I’ve been trying to work with OpenGL (ModernGL.jl) within the REPL but using a scheduled task to keep rendering continuously to allow interactivity with schedule(Task(renderLoop)).
I experienced some crashes (difficult to reproduce these) and some OpenGL errors (easy to reproduce since they always happens when I follow the same steps).
After some debugging I think the problem happens because the OpenGL code I put in the REPL is interrupted by the renderLoop function that is in the scheduled task. Due to the nature of OpenGL it is not safe to interrupt blocks of OpenGL code to call other OpenGL code and I can confirm that that the scheduled task executed some instructions in the middle of the REPL code.
Of course, I don’t expect that multiple sentences in the REPL code are gonna make the scheduled task wait, but I did expect to don’t see a function call in the REPL being interrupted by the scheduled task.
I “saw” the interruption when the REPL code executed prints or the C function glXGetProcAddress.
My questions are: Seems my guess correct? is this expected behavior? Calls to println and ccall call yield()? Should this be documented?
If my problem is not very clear I can create and paste here the real code, but I hope some pseudocode is enough:
initialize_opengl()
flag = false
function renderLoop()
global flag
opengl_code()
yield() # this is a safe point for executing other OpenGL code
if flag
@error "We are interrupting external OpenGL code, UNSAFE!!!"
end
end
function extra_stuff()
global flag
flag=true
# OpenGL code that mustn't be interrupted by other OpenGL code
flag=false
end
julia> schedule(Task(renderLoop))
julia> extra_stuff()
Error: We are interrupting external OpenGL code, UNSAFE!!!
Context:
I’m using Linux with Julia 1.0.0, I’m completely new to Julia but not so much to OpenGL.

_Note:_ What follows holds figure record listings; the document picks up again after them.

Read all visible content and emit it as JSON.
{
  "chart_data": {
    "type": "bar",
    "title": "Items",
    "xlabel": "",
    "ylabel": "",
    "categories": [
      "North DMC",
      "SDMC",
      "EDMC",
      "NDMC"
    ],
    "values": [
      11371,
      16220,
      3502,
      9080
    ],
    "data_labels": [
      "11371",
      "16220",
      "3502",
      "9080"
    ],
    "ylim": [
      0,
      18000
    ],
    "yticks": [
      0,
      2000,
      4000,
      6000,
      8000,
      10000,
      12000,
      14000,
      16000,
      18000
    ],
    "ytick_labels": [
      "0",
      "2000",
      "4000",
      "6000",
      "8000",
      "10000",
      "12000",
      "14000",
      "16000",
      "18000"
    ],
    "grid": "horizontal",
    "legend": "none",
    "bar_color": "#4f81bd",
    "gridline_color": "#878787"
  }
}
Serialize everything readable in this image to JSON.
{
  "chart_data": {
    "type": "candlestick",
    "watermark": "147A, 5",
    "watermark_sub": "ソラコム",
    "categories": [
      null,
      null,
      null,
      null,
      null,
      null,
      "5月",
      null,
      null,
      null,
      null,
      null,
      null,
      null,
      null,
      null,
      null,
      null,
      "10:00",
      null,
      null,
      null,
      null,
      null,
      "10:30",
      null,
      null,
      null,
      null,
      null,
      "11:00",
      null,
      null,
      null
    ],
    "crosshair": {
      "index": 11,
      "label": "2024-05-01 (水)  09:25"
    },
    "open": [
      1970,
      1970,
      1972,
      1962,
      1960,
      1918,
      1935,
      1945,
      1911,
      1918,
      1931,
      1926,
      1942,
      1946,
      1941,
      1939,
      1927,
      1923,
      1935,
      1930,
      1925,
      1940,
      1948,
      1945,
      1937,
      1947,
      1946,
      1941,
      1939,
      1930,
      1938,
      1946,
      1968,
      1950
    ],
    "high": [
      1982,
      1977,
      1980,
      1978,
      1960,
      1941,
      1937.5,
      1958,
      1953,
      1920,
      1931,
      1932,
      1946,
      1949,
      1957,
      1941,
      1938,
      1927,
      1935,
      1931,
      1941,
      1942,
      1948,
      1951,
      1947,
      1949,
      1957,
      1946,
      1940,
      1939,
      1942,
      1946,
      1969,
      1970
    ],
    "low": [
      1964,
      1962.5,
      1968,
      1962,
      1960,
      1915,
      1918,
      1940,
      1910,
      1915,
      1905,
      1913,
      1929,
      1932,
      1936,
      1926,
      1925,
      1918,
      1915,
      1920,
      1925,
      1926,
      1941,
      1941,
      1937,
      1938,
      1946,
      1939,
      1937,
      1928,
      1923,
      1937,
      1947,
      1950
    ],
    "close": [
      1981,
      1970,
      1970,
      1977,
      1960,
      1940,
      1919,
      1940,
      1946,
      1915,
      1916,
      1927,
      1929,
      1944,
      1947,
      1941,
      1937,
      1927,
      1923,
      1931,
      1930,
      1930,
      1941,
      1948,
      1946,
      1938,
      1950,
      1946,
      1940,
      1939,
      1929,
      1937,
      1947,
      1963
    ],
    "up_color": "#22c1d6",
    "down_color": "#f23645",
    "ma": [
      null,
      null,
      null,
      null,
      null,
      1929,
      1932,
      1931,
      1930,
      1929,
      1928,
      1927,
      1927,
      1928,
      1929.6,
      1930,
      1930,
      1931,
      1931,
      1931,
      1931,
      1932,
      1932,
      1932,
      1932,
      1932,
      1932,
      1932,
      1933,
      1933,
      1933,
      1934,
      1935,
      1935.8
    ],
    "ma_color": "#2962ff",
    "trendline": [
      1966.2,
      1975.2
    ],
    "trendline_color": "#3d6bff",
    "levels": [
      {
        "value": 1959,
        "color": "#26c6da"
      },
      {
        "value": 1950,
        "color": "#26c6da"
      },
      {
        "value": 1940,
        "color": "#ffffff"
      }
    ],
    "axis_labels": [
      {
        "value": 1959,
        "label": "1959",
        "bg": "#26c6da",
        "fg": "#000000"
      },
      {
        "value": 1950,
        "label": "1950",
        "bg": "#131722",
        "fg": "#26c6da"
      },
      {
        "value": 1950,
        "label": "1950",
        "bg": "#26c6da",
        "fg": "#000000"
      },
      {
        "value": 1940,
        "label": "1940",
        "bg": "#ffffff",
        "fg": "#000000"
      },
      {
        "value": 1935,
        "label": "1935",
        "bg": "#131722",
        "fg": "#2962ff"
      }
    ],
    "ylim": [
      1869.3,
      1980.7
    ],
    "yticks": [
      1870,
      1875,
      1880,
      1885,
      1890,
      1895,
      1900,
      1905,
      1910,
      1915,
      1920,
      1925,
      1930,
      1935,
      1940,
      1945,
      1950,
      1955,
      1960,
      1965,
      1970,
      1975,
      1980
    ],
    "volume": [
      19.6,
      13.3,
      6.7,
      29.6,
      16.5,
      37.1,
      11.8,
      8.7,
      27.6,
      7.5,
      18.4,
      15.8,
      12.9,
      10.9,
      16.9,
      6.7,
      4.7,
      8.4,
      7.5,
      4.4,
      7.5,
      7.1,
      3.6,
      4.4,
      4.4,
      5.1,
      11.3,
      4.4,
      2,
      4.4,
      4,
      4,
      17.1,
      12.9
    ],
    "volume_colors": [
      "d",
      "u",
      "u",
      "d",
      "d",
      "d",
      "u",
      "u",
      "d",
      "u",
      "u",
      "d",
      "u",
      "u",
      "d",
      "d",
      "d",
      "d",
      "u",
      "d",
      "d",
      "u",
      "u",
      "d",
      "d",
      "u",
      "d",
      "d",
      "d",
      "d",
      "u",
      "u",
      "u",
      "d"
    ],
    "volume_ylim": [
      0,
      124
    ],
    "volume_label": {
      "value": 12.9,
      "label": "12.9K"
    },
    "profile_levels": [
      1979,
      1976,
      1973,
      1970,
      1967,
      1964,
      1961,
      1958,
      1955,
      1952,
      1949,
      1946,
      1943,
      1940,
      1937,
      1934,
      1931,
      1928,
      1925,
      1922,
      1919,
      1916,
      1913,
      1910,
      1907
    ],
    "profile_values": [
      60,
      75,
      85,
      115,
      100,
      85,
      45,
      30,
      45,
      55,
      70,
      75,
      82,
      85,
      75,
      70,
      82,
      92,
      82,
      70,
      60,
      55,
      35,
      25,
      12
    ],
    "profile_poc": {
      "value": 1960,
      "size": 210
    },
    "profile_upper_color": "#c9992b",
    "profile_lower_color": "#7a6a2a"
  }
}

Thank you! Issues aside, I’m having a great time learning and programming in Julia
So, is it expected to see the task switching (yield of the extra_stuff())?
Maybe the crashes were produced by the stack issue, although I don’t understand much this.
However, I don’t think the behavior I’m seeing with the flag and the @error has something to do with the stack. I think this can just be explained by hidden yields. But, of course, I’d be much happier if someone could confirm this.
You should treat Tasks as-if they are being run on different threads, so the usual provisions apply: use locks around critical regions, avoid race conditions, etc.
I made sigatom (and its pair siginterruptable) in Gtk for convenience at marking critical regions—it just de-sugars to a do-block call to acquire and release the relevant lock.
To add to this, and more specifically address you question about whether this is expected - Julia tasks will generally yield on any I/O operation (printing to STDOUT, reading/writing from disk, etc.) but also any time someone’s code calls wait on a Condition. In general you don’t know whether some code you’re calling is going to do something that yields.
I see, I didn’t know about the automatic yielding. I understand the model is similar to Go’s one.
I tried to use a Threads.Mutex to fix it, but I wasn’t able to make it work. I tried to make the code smaller and I ended up with this:
mutex = Threads.Mutex()
function f()
global mutex
lock(mutex)
println("locked")
i=0
while true
i=i+1
yield()
end
end
schedule(Task(f))
yield()
lock(mutex)
println("hello")
unlock(mutex)
This outputs:
locked
hello
Which for me doesn’t make any sense since the mutex is locked on f as shown with the “locked” print. I expected to see the main task blocked forever and no “hello” in the output.
Ok, I found the problem. I was using a Threads.Mutex but that cover different threads but not different tasks within the same thread (which seems very odd to me).
Replacing it by a ReentrantLock fixed everything, although it clearly states that is not thread-safe.
I don’t care much right now, but I think that having a Lock that actually acquires the mutex per task while being thread-safe is super useful.
I’m probably too inexperienced in Julia for this, but I could to try to push this. Do you think it makes sense to add that new lock? What would be the next steps, opening an issue in github, creating a PR?